An Aussie startup disrupting the end-of-life sector has raised $1.1 million in funding, as it scales its online, automated will-writing service.
Founder Colin Wong launched Gathered Here in 2017 as a comparison site, designed to offer some transparency into the pricing of funeral services.
Four years later, Wong estimates the site is used during the organisation of about 18% of all Australian funerals.
The startup has also added additional services, helping provide celebrants, probate services and estate administration. Most recently, it has launched its automated service for creating a legally valid and binding will.
It’s this will-writing offering that really spurred a period of growth for Gathered Here.
The service is free, so it hasn’t contributed directly to revenue. But Wong says user numbers are increasing at a percentage rate in the double digits, month-on-month, mostly through organic growth and word-of-mouth.
Currently, about 600 wills are being written through the service each month — that’s about 3.5% of all wills, he says. Within the next 12 months, he hopes to grow that to 15%.
This funding round was led by BetterLabs, the venture capital arm of the RAC motorists’ organisation in Western Australia. Aussie investment firm Luxem also contributed, along with Tidal Ventures chair Murray Bleach.
The funding will fuel expansion, with the startup set to build out its marketing, business development, product, engineering and partnership management teams.
Wong is also planning to expand its work with charities. While bequests in wills are an important part of charities’ fundraising efforts, previously, the process has been inefficient and difficult to track, requiring one-on-one meetings.
Gathered Here makes it easier for individuals to include charities in their wills, while also allowing the charities to track those commitments.
To date, it’s seen some $5.5 million raised for charities, Wong says — a figure he hopes to increase to $550 million by 2023.
Meaning in death
While digital will services are not completely unheard of, this is not exactly a space abuzz with innovation.
While most other service-provider industries have faced disruption in the face of technology, so far the end-of-life services sector has remained relatively untouched.
Wong suggests this is partly because the market wasn’t quite ready. His customers are on average 10 to 15 years older than those of other services, he notes.
And there was a time when people looking for end-of-life services would not have been tech-savvy, or had a presence online. That’s changing.
There is demand for wills among people in their 40s and 50s, or even younger. And people in those demographics want their services to be automated, tech-enabled and easy to use.
“They just expect things like this to exist.”
At the same time, Wong acknowledges that death is something of a taboo area.
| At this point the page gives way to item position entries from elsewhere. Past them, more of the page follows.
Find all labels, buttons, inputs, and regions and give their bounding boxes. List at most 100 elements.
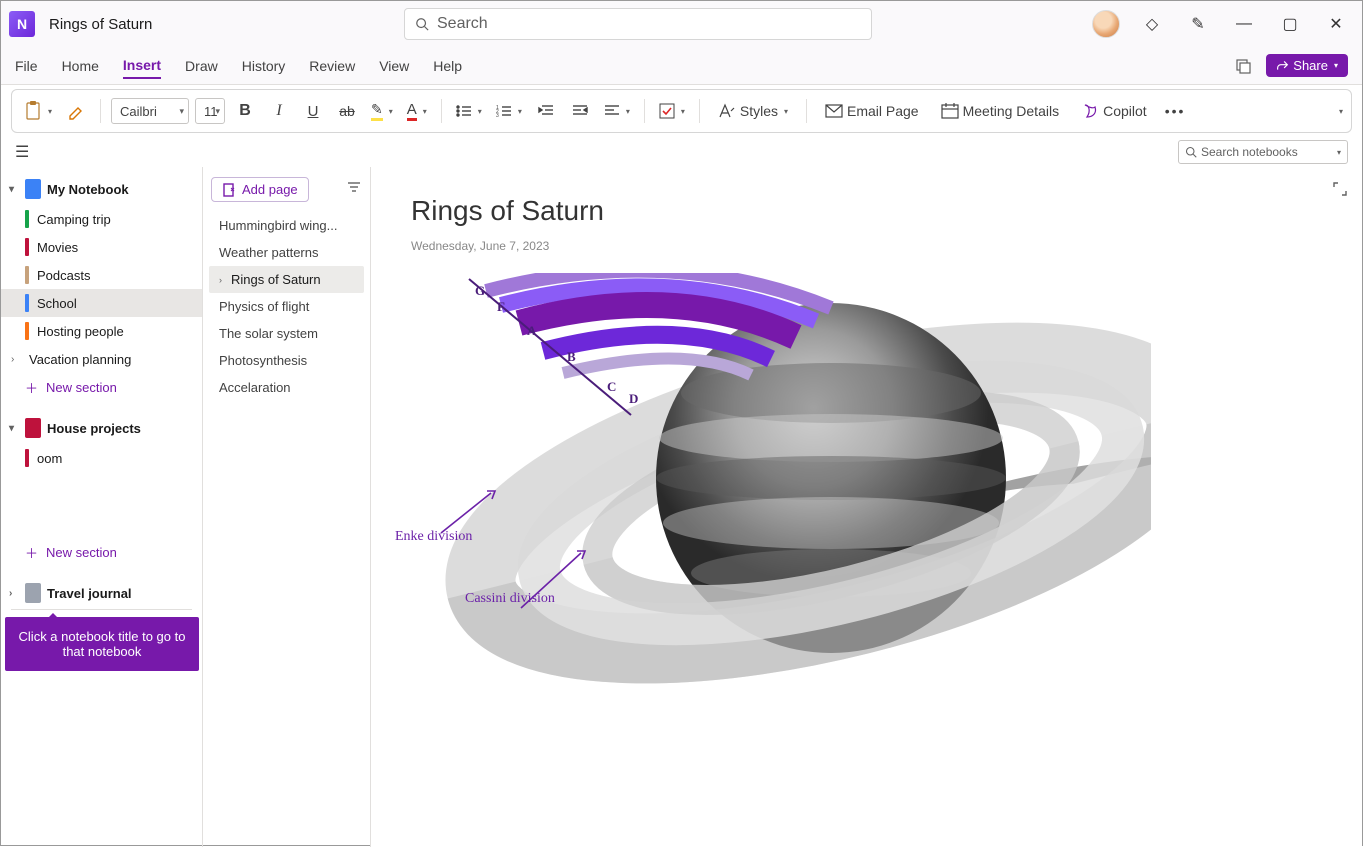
page-hummingbird[interactable]: Hummingbird wing... <box>209 212 364 239</box>
section-label: Vacation planning <box>29 352 131 367</box>
styles-button[interactable]: Styles▾ <box>710 96 796 126</box>
copilot-label: Copilot <box>1103 103 1147 119</box>
menu-review[interactable]: Review <box>309 54 355 78</box>
section-oom[interactable]: oom <box>1 444 202 472</box>
diamond-icon[interactable]: ◇ <box>1138 10 1166 38</box>
chevron-right-icon: › <box>9 588 19 599</box>
strikethrough-button[interactable]: ab <box>333 96 361 126</box>
hamburger-icon[interactable]: ☰ <box>15 142 29 162</box>
menu-history[interactable]: History <box>242 54 286 78</box>
underline-button[interactable]: U <box>299 96 327 126</box>
chevron-down-icon: ▾ <box>1337 148 1341 157</box>
open-in-window-icon[interactable] <box>1230 53 1256 79</box>
search-bar[interactable]: Search <box>404 8 872 40</box>
section-movies[interactable]: Movies <box>1 233 202 261</box>
search-notebooks-placeholder: Search notebooks <box>1201 145 1298 159</box>
numbered-list-button[interactable]: 123▾ <box>492 96 526 126</box>
page-solar-system[interactable]: The solar system <box>209 320 364 347</box>
notebook-header-house-projects[interactable]: ▾ House projects <box>1 412 202 444</box>
more-button[interactable]: ••• <box>1161 96 1190 126</box>
search-placeholder: Search <box>437 15 488 33</box>
italic-button[interactable]: I <box>265 96 293 126</box>
section-label: oom <box>37 451 62 466</box>
menu-draw[interactable]: Draw <box>185 54 218 78</box>
close-button[interactable]: ✕ <box>1322 10 1350 38</box>
menu-home[interactable]: Home <box>62 54 99 78</box>
app-icon: N <box>9 11 35 37</box>
secondary-bar: ☰ Search notebooks ▾ <box>1 137 1362 167</box>
ring-label-a: A <box>527 323 536 339</box>
chevron-right-icon: › <box>219 275 227 285</box>
font-color-button[interactable]: A▾ <box>403 96 431 126</box>
bold-button[interactable]: B <box>231 96 259 126</box>
bullet-list-button[interactable]: ▾ <box>452 96 486 126</box>
section-vacation-planning[interactable]: › Vacation planning <box>1 345 202 373</box>
add-page-button[interactable]: Add page <box>211 177 309 202</box>
section-podcasts[interactable]: Podcasts <box>1 261 202 289</box>
align-button[interactable]: ▾ <box>600 96 634 126</box>
plus-icon: ＋ <box>25 543 38 562</box>
page-title[interactable]: Rings of Saturn <box>411 195 1322 227</box>
chevron-right-icon: › <box>11 354 21 365</box>
page-accelaration[interactable]: Accelaration <box>209 374 364 401</box>
notebook-header-my-notebook[interactable]: ▾ My Notebook <box>1 173 202 205</box>
section-camping-trip[interactable]: Camping trip <box>1 205 202 233</box>
indent-button[interactable] <box>566 96 594 126</box>
tooltip-callout: Click a notebook title to go to that not… <box>5 617 199 671</box>
svg-text:3: 3 <box>496 113 499 118</box>
page-rings-of-saturn[interactable]: ›Rings of Saturn <box>209 266 364 293</box>
saturn-illustration: G F A B C D Enke division Cassini divisi… <box>371 273 1151 693</box>
section-label: Hosting people <box>37 324 124 339</box>
share-button[interactable]: Share ▾ <box>1266 54 1348 77</box>
menubar: File Home Insert Draw History Review Vie… <box>1 47 1362 85</box>
pen-icon[interactable]: ✎ <box>1184 10 1212 38</box>
font-size-value: 11 <box>204 104 218 119</box>
outdent-button[interactable] <box>532 96 560 126</box>
menu-help[interactable]: Help <box>433 54 462 78</box>
maximize-button[interactable]: ▢ <box>1276 10 1304 38</box>
notebook-header-travel-journal[interactable]: › Travel journal <box>1 577 202 609</box>
new-section-button[interactable]: ＋New section <box>1 538 202 567</box>
highlight-button[interactable]: ✎▾ <box>367 96 397 126</box>
copilot-button[interactable]: Copilot <box>1073 96 1155 126</box>
meeting-details-button[interactable]: Meeting Details <box>933 96 1068 126</box>
minimize-button[interactable]: — <box>1230 10 1258 38</box>
page-physics-of-flight[interactable]: Physics of flight <box>209 293 364 320</box>
new-section-button[interactable]: ＋New section <box>1 373 202 402</box>
notebook-name: My Notebook <box>47 182 129 197</box>
page-label: Accelaration <box>219 380 291 395</box>
format-painter-button[interactable] <box>62 96 90 126</box>
section-label: Camping trip <box>37 212 111 227</box>
menu-insert[interactable]: Insert <box>123 53 161 79</box>
fullscreen-button[interactable] <box>1332 181 1348 202</box>
font-size-select[interactable]: 11 <box>195 98 225 124</box>
ribbon-expand-icon[interactable]: ▾ <box>1339 107 1343 116</box>
page-label: The solar system <box>219 326 318 341</box>
section-label: School <box>37 296 77 311</box>
notebook-icon <box>25 418 41 438</box>
user-avatar[interactable] <box>1092 10 1120 38</box>
saturn-svg <box>371 273 1151 703</box>
section-hosting-people[interactable]: Hosting people <box>1 317 202 345</box>
menu-file[interactable]: File <box>15 54 38 78</box>
font-name-select[interactable]: Cailbri <box>111 98 189 124</box>
page-date: Wednesday, June 7, 2023 <box>411 239 1322 253</box>
page-photosynthesis[interactable]: Photosynthesis <box>209 347 364 374</box>
section-school[interactable]: School <box>1 289 202 317</box>
search-notebooks-input[interactable]: Search notebooks ▾ <box>1178 140 1348 164</box>
annotation-enke: Enke division <box>395 529 472 545</box>
section-label: Movies <box>37 240 78 255</box>
plus-icon: ＋ <box>25 378 38 397</box>
email-label: Email Page <box>847 103 919 119</box>
font-name-value: Cailbri <box>120 104 157 119</box>
page-weather-patterns[interactable]: Weather patterns <box>209 239 364 266</box>
email-page-button[interactable]: Email Page <box>817 96 927 126</box>
window-title: Rings of Saturn <box>49 16 152 33</box>
page-canvas[interactable]: Rings of Saturn Wednesday, June 7, 2023 <box>371 167 1362 847</box>
sort-button[interactable] <box>346 180 362 199</box>
menu-view[interactable]: View <box>379 54 409 78</box>
paste-button[interactable]: ▾ <box>20 96 56 126</box>
page-label: Photosynthesis <box>219 353 307 368</box>
search-icon <box>415 17 429 31</box>
todo-tag-button[interactable]: ▾ <box>655 96 689 126</box>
It’s not something most people like to think about too hard. Nor is it a trending sector that entrepreneurs are falling over themselves to take on.
But for him, “it’s a really fascinating one”, he says.
“You’re solving really human problems, and they present really interesting design challenges.”
He wants to make the whole concept of death more approachable and accessible. It’s part of human nature to avoid talking about it, he adds.
But making some of these services a little easier to navigate is “really meaningful work”. Now he’s here, Wong can’t imagine doing anything else.
“I can’t think of anything more impactful,” he says.